Michal Švehla (born 7 February 1987), known as Majself, is a Slovak rapper and musician. He was born in Bratislava, Czechoslovakia.

==Career==
Majself won the Vytiahni sov majk television competition of Musiq1 in 2010. In 2012, he released his first mixtape "Číslo 7 žije" which featured Separ, Plexo, Rasco, and Wuty.

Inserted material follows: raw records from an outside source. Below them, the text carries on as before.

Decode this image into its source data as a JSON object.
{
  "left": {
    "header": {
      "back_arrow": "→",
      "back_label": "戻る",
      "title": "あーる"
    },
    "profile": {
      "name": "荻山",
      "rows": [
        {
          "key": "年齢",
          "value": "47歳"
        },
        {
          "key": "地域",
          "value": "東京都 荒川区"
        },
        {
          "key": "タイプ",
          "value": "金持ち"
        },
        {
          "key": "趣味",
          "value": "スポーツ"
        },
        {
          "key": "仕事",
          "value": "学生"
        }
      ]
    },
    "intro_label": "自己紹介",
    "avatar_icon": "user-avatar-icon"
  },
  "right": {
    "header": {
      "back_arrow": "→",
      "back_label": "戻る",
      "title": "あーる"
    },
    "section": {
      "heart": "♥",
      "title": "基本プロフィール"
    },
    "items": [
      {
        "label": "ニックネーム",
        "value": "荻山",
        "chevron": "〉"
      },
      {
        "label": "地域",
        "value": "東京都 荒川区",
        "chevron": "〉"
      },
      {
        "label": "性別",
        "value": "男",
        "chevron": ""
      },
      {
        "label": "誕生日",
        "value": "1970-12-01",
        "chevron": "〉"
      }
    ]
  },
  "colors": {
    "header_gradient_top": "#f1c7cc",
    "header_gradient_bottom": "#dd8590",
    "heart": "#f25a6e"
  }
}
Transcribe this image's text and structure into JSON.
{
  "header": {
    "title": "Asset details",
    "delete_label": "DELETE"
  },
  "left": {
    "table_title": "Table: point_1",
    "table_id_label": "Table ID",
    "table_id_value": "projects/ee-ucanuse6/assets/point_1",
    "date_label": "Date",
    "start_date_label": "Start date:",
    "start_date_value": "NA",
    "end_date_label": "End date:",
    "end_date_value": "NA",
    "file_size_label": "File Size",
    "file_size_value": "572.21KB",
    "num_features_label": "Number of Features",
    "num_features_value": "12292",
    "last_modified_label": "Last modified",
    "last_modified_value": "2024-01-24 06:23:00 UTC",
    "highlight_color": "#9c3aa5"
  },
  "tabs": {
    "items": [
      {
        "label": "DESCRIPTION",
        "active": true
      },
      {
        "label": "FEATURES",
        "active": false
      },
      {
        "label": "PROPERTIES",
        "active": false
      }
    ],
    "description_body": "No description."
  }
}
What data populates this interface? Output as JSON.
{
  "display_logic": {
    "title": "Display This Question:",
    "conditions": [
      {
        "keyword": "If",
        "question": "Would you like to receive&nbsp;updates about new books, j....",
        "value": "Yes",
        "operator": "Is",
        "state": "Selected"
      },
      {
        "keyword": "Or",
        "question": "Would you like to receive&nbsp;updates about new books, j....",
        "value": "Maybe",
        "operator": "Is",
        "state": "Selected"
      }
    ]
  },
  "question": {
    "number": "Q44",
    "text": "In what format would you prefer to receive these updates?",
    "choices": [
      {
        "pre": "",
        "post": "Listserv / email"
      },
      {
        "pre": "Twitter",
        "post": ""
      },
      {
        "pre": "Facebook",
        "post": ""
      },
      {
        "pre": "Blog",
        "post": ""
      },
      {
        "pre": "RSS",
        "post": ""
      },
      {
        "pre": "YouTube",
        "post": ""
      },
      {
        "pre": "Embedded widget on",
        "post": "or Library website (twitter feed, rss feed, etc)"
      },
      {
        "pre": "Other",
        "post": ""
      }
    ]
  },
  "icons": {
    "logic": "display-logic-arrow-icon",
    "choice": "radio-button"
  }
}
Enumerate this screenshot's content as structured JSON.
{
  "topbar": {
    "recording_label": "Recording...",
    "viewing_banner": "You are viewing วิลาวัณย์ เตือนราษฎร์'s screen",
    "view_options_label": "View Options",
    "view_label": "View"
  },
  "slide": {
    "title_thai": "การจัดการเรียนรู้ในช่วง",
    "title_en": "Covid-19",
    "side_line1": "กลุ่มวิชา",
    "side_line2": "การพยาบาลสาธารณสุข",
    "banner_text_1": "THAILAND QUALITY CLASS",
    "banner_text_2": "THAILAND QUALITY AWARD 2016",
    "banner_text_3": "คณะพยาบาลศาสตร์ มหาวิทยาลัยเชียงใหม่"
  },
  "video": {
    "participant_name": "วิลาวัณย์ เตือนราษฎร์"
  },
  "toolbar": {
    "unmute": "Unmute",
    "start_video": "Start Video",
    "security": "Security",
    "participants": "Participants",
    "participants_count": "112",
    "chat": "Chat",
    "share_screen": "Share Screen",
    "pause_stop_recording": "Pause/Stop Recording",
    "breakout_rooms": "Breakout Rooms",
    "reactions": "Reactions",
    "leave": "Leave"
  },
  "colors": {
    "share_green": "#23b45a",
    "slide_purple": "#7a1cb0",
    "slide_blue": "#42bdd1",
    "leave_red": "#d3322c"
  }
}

Majself released the studio album Eden in 2015, which inspired by the artist's life, when his childhood friend fell into hard drugs at a young age, had a car accident and ended up in a rehabilitation center. However, she recovered and her story is featured as an inspiration for people not to give up.

In May 2016, Majself collaborated with Grizzly and released the album Neptun. It contains seven songs including collaborations with Kali; "Iný", on which Plexo also participated, or "What do you want more" with Kali and Separ.

After a two-year hiatus, Majself released his first multi-genre album, Romeo and Juliet, which centers on his relationship with his wife Júlia.

In 2023, Majself incorporated this influence into the song "Vibe", with a video shot in Prague under the baton of Czech director Randy Cold. The song "Na dne" was created in collaboration with rapper Kali and Czech musician Refew. The video was created under the supervision of the young Czech director Nikita Rublev.

==Personal life==
Majself has been fighting Crohn's disease since 2018 and is trying to raise awareness about this disease. He was one of the ambassadors of the Slovak Crohn Club. He regularly participates in charity events. Majself is married to Júlia Švehlová and they have one son.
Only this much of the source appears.